Como se vê, começaram a falar de lá. E falam que, no verão outono, ficariam em Gleba pela tarde, se em Gleba se ficasse. A esta hora?, dizem que diriam, A esta hora em Gleba?! E cogitam mais. Discutem. Conversam. Todos. Mesmaotempo. Dissoante. E o som se propaga intermitente em Gleba, fato só menos inédito que a própria Gleba vista de além. Ecoa que Gleba seria onde desalinha, a curva que não acaba. Sempre mais um propondo, bisbilhotando, opinando, porque Gleba moraria no epicentro de um vale cercado de todos os lados por olhos e más línguas. E na várzea do lago central, um mercado, na pupila de Gleba, cuja presença anunciaria a tragédia.

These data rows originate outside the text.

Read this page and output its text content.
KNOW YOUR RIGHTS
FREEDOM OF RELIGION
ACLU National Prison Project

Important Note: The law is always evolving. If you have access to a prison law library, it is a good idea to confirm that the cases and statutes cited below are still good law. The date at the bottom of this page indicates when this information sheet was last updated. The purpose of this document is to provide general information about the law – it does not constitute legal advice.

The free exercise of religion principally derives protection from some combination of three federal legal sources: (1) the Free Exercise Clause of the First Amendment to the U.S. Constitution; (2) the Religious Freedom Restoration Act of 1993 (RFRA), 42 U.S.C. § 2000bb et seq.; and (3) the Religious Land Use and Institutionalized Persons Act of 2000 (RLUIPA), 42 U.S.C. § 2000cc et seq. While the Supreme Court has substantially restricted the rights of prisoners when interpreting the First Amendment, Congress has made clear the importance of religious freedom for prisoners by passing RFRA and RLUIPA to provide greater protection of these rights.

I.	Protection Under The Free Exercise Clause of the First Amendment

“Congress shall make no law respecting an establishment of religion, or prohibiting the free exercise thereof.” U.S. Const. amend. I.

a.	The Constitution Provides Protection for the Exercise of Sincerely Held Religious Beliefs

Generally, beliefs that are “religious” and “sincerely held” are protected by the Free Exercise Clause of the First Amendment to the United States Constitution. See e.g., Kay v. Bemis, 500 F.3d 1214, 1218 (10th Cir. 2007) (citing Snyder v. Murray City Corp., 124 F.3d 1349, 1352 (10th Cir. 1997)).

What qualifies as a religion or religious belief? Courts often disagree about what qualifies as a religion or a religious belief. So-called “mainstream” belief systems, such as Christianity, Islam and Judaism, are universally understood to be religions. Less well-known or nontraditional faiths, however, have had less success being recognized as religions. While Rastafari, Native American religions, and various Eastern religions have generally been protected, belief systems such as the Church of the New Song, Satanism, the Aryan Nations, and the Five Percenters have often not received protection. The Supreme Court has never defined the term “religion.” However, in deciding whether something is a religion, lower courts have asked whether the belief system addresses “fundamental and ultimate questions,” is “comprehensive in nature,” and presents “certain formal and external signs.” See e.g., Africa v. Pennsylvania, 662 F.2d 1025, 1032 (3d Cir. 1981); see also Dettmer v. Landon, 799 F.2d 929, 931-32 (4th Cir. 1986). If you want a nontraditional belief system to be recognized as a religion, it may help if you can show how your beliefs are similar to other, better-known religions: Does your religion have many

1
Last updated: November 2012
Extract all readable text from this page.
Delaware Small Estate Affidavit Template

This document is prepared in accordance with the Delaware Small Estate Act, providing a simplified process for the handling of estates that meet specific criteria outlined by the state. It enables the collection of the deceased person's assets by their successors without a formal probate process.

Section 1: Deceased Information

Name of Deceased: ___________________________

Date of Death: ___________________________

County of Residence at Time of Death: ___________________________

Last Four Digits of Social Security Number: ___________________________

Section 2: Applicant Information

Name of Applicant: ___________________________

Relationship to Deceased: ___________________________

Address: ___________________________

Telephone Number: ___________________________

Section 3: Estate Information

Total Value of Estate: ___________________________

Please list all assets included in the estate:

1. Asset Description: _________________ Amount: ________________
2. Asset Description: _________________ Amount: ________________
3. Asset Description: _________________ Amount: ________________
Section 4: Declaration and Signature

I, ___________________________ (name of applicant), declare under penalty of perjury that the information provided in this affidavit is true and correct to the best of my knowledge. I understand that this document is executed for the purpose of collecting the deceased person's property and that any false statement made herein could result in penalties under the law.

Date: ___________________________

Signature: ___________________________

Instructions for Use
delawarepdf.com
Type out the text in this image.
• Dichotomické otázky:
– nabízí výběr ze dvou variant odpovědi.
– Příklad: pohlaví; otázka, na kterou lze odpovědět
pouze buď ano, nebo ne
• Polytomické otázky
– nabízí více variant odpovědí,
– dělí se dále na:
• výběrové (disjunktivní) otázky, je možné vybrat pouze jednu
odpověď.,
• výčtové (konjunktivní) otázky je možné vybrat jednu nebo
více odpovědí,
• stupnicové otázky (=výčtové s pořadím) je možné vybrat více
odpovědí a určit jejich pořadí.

O som absurdo irradia do buraco inexistente, que se desabriu no primeiro e último terremoto, reverberando pelas cordilheiras impossíveis, e o solo, estéril, se consumiu. E quanto mais se tirou, mais se houve que tirar.

Em Gleba não se chega, não se fica e, de lá, sem lá, não se parte. Os homens de tempos tantos depois daquele homem crédulo não mais têm que se despedir. Nem que se cumprimentar, nem que dar bom dia, pois nenhum morador que não existisse ofereceria comida e abrigo a forasteiro que não quisesse pousar. Gleba não é hospitaleira, assim, naturalmente, não se visita Gleba, pois não há quem não imagine encontrar um hotel onde não há. Mas pra quem fala de Gleba, sua arquitetura é simples e coerente: tudo que se desconstruísse em Gleba seria a partir do ângulo negativo do que se nega.